İade talepleri, İnternet Vergi Dairesi şifresi kullanılmak suretiyle mükellefler veya mükelleflerce yetkilendirilecek serbest muhasebeci, serbest muhasebeci mali müşavir veya yeminli mali müşavir vasıtası ile elektronik ortamda gönderilebilir.
Kiracı tarafından vergi dairesine ödenmeyen vergi kesintileri mahsup edilebilir mi?
Kira geliri üzerinden yapılan stopajların yıllık gelir vergisi üzerinde mahsup edilebilmesi için ödenmiş olması şartı yok. Dolayısıyla kiracının beyan ettiği vergiyi ödememiş olması beyanname üzerinde mahsuba ve mahsuptan artakalan tutarın iadesine engel değil.
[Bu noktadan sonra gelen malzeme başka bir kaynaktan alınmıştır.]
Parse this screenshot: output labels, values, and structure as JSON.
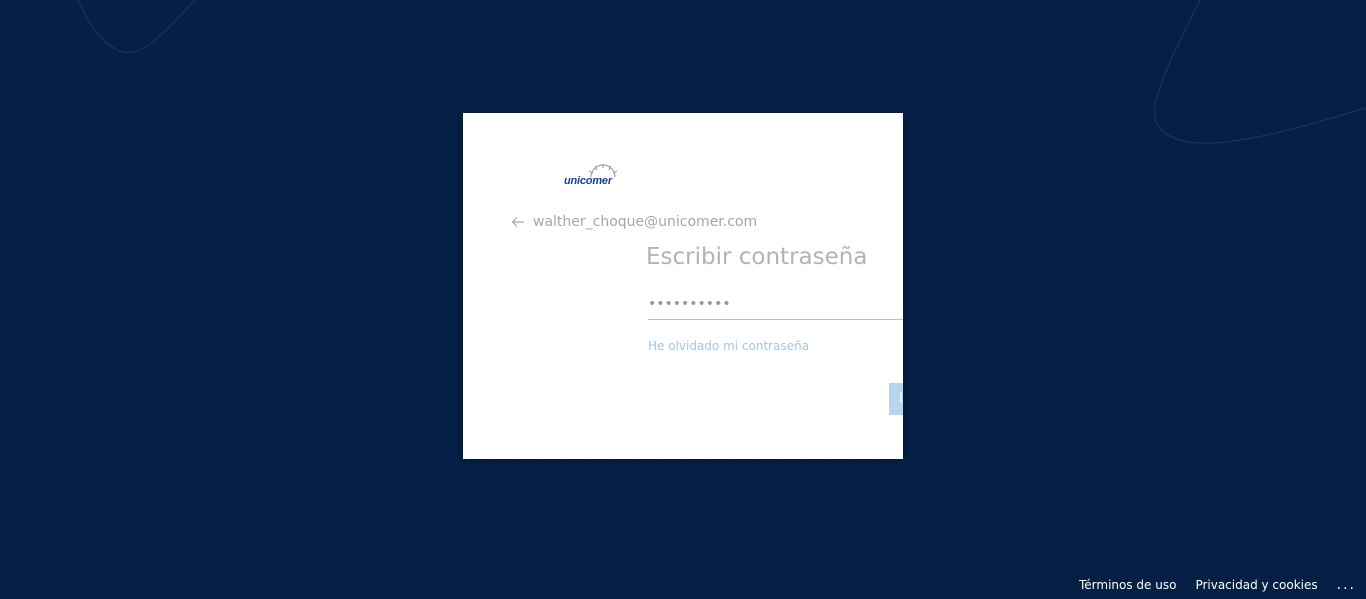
{
  "brand": {
    "name": "unicomer",
    "color": "#1c3f8f",
    "accent": "#9fc7e6",
    "background": "#051f45"
  },
  "login": {
    "identity_email": "walther_choque@unicomer.com",
    "title": "Escribir contraseña",
    "password_value": "••••••••••",
    "forgot_link": "He olvidado mi contraseña",
    "signin_label": "I"
  },
  "footer": {
    "terms": "Términos de uso",
    "privacy": "Privacidad y cookies",
    "more": "..."
  },
  "icons": {
    "back": "arrow-left-icon",
    "logo": "unicomer-logo"
  }
}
Peki, kiracının kestiği vergiyi beyan etmemiş olması veya eksik beyan etmiş olması mahsuba ve iadeye engel teşkil eder mi?
Etmemesi gerekir, çünkü kiranın ödenmemesi fiiline kiraya verenin hiçbir müdahalesi ve etkisi yok, olamaz da. Kiraya verenin kiracının yerine getirmediği bir fiilden dolayı sorumlu tutulması/cezalandırılması düşünülemez. Böyle bir durumda vergi dairesinin kesintiyi beyan etmeyen veya eksik beyan eden kiracıya cezalı tarhiyat yapması gerekir.
Uygulamada kiracı tarafından ödenmemiş kesintiyi beyannamede mahsup etmesine rağmen ödenecek gelir vergisi çıkan durumlarda (şimdilik) sorun yaşanmadığını gözlüyoruz. Ancak kiracı tarafından beyan edilmemiş vergi kesintilerini iade talep eden mükelleflerin iade talepleri söz konusu kesintiler kiracılar tarafından beyan edilmediği sürece yerine getirilmiyor. Yani işyeri sahipleri cezalandırılıyor.
Kiracıların beyan etmediği vergiyi mahsup ettirmeyerek dolaylı olarak kiraya vereni sorumlu tutan bu anlayışı doğru bulmuyorum. Bu yaklaşım, iadeyi yapmayarak fiilen kiracının beyan etmediği vergiyi kiraya verenden tahsil etmek anlamına gelir. Müteselsil sorumluluk düzenlemesi dahi bu uygulamayı bence haklı kılmaz. Mahsup ve iade esaslarını düzenleyen 252 seri no.lu Gelir Vergisi Genel Tebliği yapılan bu fiili uygulamayı kesinlikle öngörmüyor. Gelir İdaresi bu sorunu çözmelidir.